B#: adequate for simple IoT applications and used on multiple platforms with an Embedded Virtual Machine supporting it.
GO: developed by Google, and much stronger than C, it allows devices to work by sending and receiving data through many channels simultaneously. Unfortunately, there is still a high risk of losing data and errors.
RUST: analogous to its predecessor, but developed by Mozilla, it is considered to be a great imitator of Go. However, it needs a processor supporting concurrent processing to work properly.
So far, we have shown an assortment of the best-known programming languages you can use to start developing your own IoT projects. They are more or less the same when it comes to desktop apps, mobile apps, and servers. But the truth is that IoT is a kind of polyglot effort, and some combination of languages is needed to make it work. To be a successful IoT developer, you will need a diverse set of skills as well as a willingness to adapt to agile processes, platforms, and tools. Where to start??
In developing the hardware, a focus on electrical engineering and CAD skills is needed. Prototyping also calls for micro-controller programming or circuit design skills as well. You can use dedicated platforms like Arduino or single-board computers such as Raspberry Pi. They are readily available and don’t need much investment, which can easily be observed when fabricating custom printed circuit boards – PCBs – at every iteration of the design. Make sure you have an understanding of hardware communication protocols such as serial, I2C or SPI.
Once the devices are chosen, you should then enable them to communicate with other devices and with different applications working in the cloud.
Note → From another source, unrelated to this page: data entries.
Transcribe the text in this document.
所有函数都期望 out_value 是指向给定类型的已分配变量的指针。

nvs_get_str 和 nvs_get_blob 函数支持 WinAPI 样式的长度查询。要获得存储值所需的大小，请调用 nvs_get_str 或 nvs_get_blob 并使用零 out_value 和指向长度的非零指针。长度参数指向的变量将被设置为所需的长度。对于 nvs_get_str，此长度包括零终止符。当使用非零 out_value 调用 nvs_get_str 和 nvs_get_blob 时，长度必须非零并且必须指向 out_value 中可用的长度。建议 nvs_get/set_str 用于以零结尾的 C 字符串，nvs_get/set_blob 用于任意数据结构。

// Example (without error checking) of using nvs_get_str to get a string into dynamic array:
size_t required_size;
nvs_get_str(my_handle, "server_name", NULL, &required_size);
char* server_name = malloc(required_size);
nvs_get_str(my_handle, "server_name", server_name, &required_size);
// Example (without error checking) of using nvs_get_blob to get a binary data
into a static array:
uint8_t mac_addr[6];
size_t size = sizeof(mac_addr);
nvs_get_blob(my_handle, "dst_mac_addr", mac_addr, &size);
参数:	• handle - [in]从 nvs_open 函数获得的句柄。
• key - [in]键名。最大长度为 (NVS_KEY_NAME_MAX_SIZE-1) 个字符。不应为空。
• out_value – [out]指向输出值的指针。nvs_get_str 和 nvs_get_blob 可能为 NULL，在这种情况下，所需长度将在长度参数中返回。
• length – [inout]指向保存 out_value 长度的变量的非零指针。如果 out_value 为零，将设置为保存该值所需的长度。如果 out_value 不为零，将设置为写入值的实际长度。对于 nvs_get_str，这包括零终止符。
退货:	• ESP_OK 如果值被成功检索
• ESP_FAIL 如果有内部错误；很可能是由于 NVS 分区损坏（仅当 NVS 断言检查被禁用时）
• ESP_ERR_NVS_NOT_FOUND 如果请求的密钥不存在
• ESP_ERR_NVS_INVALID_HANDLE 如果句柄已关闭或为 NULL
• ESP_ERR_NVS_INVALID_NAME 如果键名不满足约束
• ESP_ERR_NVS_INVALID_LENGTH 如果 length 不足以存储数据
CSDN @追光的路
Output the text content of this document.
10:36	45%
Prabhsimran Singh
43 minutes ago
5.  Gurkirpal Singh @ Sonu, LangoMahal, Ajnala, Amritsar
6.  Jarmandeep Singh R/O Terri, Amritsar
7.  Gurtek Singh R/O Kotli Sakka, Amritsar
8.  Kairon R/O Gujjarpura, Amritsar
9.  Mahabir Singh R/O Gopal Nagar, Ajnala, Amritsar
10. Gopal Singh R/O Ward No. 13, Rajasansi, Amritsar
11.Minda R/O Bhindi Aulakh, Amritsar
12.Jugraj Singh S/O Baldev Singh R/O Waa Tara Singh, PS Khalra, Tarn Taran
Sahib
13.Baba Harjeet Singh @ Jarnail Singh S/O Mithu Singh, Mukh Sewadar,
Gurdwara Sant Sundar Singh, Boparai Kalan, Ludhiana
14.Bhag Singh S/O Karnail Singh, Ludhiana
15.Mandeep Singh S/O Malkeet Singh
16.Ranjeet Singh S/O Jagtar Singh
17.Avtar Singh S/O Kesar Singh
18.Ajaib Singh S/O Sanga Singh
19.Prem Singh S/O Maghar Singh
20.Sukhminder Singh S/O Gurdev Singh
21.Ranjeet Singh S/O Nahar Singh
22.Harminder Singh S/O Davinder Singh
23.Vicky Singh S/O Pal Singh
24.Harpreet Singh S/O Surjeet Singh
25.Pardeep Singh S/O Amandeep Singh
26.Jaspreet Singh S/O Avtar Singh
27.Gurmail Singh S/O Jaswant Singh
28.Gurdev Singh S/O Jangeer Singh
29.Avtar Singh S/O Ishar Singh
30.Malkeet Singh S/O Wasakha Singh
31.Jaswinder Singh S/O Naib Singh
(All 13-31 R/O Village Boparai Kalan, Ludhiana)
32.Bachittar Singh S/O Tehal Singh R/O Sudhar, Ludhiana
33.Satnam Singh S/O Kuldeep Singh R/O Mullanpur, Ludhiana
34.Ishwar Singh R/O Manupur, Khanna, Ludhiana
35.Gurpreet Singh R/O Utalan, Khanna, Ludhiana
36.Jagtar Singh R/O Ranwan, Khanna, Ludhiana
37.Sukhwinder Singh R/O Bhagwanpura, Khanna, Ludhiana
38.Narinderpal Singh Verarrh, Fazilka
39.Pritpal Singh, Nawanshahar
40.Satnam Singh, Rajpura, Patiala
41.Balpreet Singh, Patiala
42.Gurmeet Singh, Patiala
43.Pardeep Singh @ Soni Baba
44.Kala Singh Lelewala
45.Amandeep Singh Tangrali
IoT designers need to have management skills and be familiar with network standards, protocols and technologies like wifi, cellular, Low Energy Bluetooth, Low Power Wide-Area Network technologies (such as LoRa) and RFID technologies.
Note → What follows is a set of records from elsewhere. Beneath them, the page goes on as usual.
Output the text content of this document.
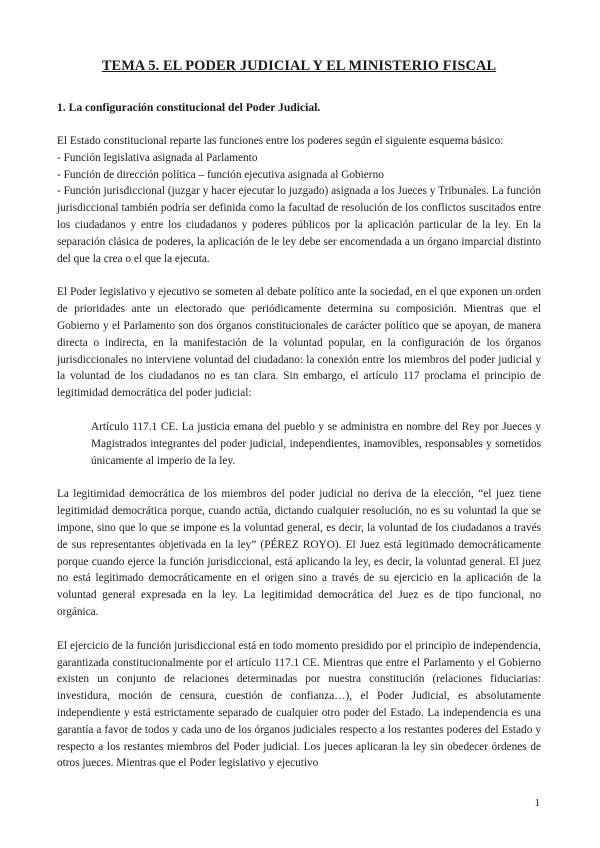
TEMA 5. EL PODER JUDICIAL Y EL MINISTERIO FISCAL
1. La configuración constitucional del Poder Judicial.
El Estado constitucional reparte las funciones entre los poderes según el siguiente esquema básico:
- Función legislativa asignada al Parlamento
- Función de dirección política – función ejecutiva asignada al Gobierno

- Función jurisdiccional (juzgar y hacer ejecutar lo juzgado) asignada a los Jueces y Tribunales. La función jurisdiccional también podría ser definida como la facultad de resolución de los conflictos suscitados entre los ciudadanos y entre los ciudadanos y poderes públicos por la aplicación particular de la ley. En la separación clásica de poderes, la aplicación de le ley debe ser encomendada a un órgano imparcial distinto del que la crea o el que la ejecuta.

El Poder legislativo y ejecutivo se someten al debate político ante la sociedad, en el que exponen un orden de prioridades ante un electorado que periódicamente determina su composición. Mientras que el Gobierno y el Parlamento son dos órganos constitucionales de carácter político que se apoyan, de manera directa o indirecta, en la manifestación de la voluntad popular, en la configuración de los órganos jurisdiccionales no interviene voluntad del ciudadano: la conexión entre los miembros del poder judicial y la voluntad de los ciudadanos no es tan clara. Sin embargo, el artículo 117 proclama el principio de legitimidad democrática del poder judicial:

Artículo 117.1 CE. La justicia emana del pueblo y se administra en nombre del Rey por Jueces y Magistrados integrantes del poder judicial, independientes, inamovibles, responsables y sometidos únicamente al imperio de la ley.

La legitimidad democrática de los miembros del poder judicial no deriva de la elección, “el juez tiene legitimidad democrática porque, cuando actúa, dictando cualquier resolución, no es su voluntad la que se impone, sino que lo que se impone es la voluntad general, es decir, la voluntad de los ciudadanos a través de sus representantes objetivada en la ley” (PÉREZ ROYO). El Juez está legitimado democráticamente porque cuando ejerce la función jurisdiccional, está aplicando la ley, es decir, la voluntad general. El juez no está legitimado democráticamente en el origen sino a través de su ejercicio en la aplicación de la voluntad general expresada en la ley. La legitimidad democrática del Juez es de tipo funcional, no orgánica.

El ejercicio de la función jurisdiccional está en todo momento presidido por el principio de independencia, garantizada constitucionalmente por el artículo 117.1 CE. Mientras que entre el Parlamento y el Gobierno existen un conjunto de relaciones determinadas por nuestra constitución (relaciones fiduciarias: investidura, moción de censura, cuestión de confianza…), el Poder Judicial, es absolutamente independiente y está estrictamente separado de cualquier otro poder del Estado. La independencia es una garantía a favor de todos y cada uno de los órganos judiciales respecto a los restantes poderes del Estado y respecto a los restantes miembros del Poder judicial. Los jueces aplicaran la ley sin obedecer órdenes de otros jueces. Mientras que el Poder legislativo y ejecutivo

1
The next step is keeping track of emerging frameworks and kits that affect rapid prototyping. They provide very important tools for automating building, management and operation of IoT applications. Voice-based and gesture-based interfaces are gaining attention within IoT, while augmented reality interfaces provide awesome possibilities for overlaying IoT data over the physical world. That is why UI and UX design skills are in such high demand nowadays.
Like it or not, it does not matter how many abilities you have or how spectacular, effective and promising your device is if you do not provide it with adequate security. Physical and network access to your devices is not something you would like to be highly questionable. Security pertains to applications with which devices communicate or the networks themselves. You must include threat assessment, ethical hacking and encryption to ensure data integrity, activity logging, and threat intelligence
The IoT world can be truly fascinating. You need to work out ways of optimizing radio communications or power consumption nearly constantly. Want to learn more about embedded development? Take a look at Contiki – an open source operating system which connects tiny, low-cost, low-power microcontrollers to the Internet. It is a really powerful toolbox for building complex wireless systems. Ask questions, look for tutorials matching your learning methods, and just start experimenting with the various cloud services you can connect your embedded systems to. Turn your ideas into something useful, and don’t be afraid to show it to the whole world!